By Adeney Zo
The bridge between a university and the working world can be a difficult one to navigate — while some students quickly satisfying employment in their field of interest, others take time discovering a suitable career. For 2011 Urban Planning alumnus Omari Fuller, graduation entailed a bit of self-discovery and experimentation before he found his current career.
“The Urban Planning program was challenging, but it ultimately gave me the preparation and skills to enter the work world.
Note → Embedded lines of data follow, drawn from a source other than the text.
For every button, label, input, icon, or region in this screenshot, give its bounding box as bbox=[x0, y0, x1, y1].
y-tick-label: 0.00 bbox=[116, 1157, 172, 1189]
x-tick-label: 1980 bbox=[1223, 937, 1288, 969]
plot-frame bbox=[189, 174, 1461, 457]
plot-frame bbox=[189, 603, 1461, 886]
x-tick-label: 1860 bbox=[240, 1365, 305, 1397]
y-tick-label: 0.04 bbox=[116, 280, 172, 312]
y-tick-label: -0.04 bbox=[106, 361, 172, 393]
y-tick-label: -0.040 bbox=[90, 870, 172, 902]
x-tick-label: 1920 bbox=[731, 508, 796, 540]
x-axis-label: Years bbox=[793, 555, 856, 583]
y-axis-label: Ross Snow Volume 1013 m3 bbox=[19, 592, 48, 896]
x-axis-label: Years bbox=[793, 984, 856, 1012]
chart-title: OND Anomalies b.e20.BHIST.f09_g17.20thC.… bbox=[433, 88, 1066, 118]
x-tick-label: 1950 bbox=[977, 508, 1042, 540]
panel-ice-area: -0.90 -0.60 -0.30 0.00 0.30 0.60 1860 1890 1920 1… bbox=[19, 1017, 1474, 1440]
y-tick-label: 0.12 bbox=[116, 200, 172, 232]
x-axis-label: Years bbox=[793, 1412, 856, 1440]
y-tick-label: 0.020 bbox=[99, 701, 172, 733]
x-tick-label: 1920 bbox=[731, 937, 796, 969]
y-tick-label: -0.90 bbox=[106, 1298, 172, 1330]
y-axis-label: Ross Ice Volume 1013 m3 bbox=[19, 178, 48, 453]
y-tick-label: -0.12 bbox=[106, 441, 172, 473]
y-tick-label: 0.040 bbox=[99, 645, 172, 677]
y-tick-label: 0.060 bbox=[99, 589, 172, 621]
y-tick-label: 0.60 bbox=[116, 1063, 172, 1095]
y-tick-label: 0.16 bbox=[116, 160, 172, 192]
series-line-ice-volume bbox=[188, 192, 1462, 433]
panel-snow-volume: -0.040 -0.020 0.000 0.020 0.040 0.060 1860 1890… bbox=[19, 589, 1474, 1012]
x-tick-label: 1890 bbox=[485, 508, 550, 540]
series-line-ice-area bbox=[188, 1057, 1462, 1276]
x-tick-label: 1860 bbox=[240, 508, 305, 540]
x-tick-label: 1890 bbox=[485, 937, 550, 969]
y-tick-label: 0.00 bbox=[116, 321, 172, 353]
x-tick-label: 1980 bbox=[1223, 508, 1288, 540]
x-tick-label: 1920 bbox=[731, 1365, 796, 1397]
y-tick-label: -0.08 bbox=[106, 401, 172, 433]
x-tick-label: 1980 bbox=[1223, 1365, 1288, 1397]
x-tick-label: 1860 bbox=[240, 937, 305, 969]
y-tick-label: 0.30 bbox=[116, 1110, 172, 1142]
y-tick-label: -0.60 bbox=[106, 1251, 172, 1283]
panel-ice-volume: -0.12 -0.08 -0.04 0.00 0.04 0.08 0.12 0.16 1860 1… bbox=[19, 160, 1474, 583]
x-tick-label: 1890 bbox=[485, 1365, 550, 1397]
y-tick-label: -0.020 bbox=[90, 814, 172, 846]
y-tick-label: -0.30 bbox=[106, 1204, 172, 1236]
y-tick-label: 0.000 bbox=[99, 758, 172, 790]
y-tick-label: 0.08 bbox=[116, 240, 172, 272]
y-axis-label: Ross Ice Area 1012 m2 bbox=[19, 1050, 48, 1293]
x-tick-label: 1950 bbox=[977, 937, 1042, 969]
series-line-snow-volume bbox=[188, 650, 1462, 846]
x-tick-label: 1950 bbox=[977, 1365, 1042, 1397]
It also led me on a route of trying out different things and finding out what really interests me,” Fuller recalls.
“After graduation, I wanted to try out everything except urban planning,” he continues. “First I wanted to open my own grocery shop, then I got into community activist programs, then I switched to working at a hall for the developmentally disabled.”
However, something from Fuller’s days as a commuter student sparked an interest in returning to the urban planning field.
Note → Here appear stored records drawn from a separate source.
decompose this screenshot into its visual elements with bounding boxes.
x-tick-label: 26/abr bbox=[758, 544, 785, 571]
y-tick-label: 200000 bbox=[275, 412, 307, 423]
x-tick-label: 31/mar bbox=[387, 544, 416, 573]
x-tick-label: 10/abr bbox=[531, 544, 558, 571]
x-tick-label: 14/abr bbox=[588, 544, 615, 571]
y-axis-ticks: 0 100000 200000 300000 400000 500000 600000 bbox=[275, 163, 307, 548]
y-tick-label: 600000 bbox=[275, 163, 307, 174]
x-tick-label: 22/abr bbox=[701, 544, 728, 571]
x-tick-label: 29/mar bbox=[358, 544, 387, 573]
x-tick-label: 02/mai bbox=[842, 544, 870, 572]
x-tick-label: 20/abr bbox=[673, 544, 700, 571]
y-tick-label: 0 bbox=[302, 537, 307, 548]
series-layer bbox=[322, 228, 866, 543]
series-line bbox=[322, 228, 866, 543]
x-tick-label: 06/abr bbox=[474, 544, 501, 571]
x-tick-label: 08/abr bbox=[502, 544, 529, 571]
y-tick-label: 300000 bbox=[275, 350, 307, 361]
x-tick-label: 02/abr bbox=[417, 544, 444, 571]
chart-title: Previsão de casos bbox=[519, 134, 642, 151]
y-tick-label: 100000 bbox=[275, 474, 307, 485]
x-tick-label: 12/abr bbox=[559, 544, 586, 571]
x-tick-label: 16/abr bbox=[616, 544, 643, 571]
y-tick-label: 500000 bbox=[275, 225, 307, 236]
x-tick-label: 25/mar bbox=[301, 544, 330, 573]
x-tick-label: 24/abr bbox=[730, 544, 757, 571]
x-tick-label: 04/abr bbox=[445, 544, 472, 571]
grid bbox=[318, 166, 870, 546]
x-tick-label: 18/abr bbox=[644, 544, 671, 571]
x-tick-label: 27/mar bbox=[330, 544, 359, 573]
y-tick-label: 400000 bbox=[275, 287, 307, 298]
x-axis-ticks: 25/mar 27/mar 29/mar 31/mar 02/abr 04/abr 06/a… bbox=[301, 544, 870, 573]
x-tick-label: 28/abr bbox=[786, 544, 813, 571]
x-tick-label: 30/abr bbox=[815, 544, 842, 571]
“When I was a student, I made an 8-mile bike commute, several times a week, to go from east Hollywood to UCLA. Very quickly, it became a matter of putting my life on the line just to get to school each week,” Fuller says.
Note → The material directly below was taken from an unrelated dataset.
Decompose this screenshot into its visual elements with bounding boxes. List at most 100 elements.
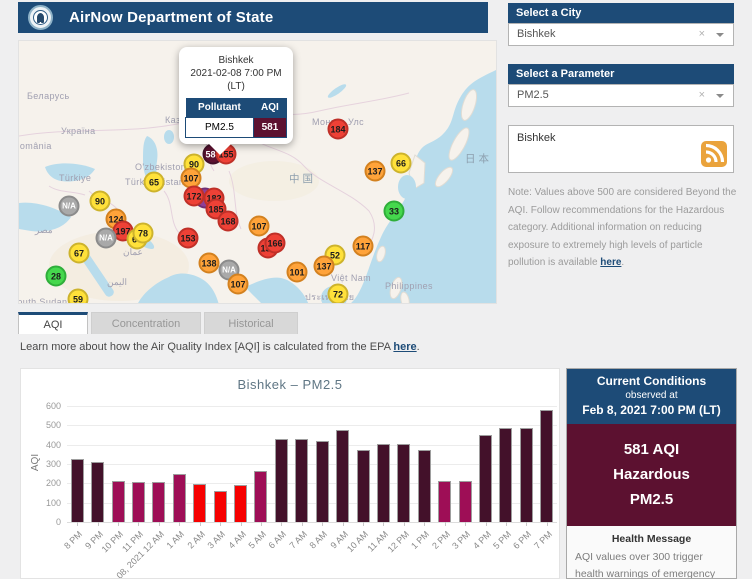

Fuller now works for the Santa Barbara Bicycle Coalition, a non-profit “advocacy and resource organization” that aims to improve road safety and provide resources for local bikers. “My main goal in my work is to make it safe for everyone to go to the city — whenever, wherever, and however they’re going,” he says.
“So many fatalities happen with cars, but these are preventable through proper integration with other modes of transportation,” he explains. “Bikes are also great for exercise and personal health along with helping the environment. The benefits just go on and on.”
Beyond urban planning, Fuller hopes to invest himself further in the community by working with youth offenders in probation camp. The program, called “Computers for Families,” trains youth in probation camps to fix computers that are then given to families in need. Fuller’s work helps youth offenders learn a skill set that will show them the value of both work and charity.
“I want to give youth offenders better options in life, and I believe that by involving them in charity, they can learn to give back to the community as well,” Fuller explains.
No matter where the future takes him, Fuller knows he is on the right path. “Right now I find that I finally am doing something I like, something that I really enjoy,” he says. “I feel like I am making an impact on bikers and the community through my work —that is my ultimate goal.”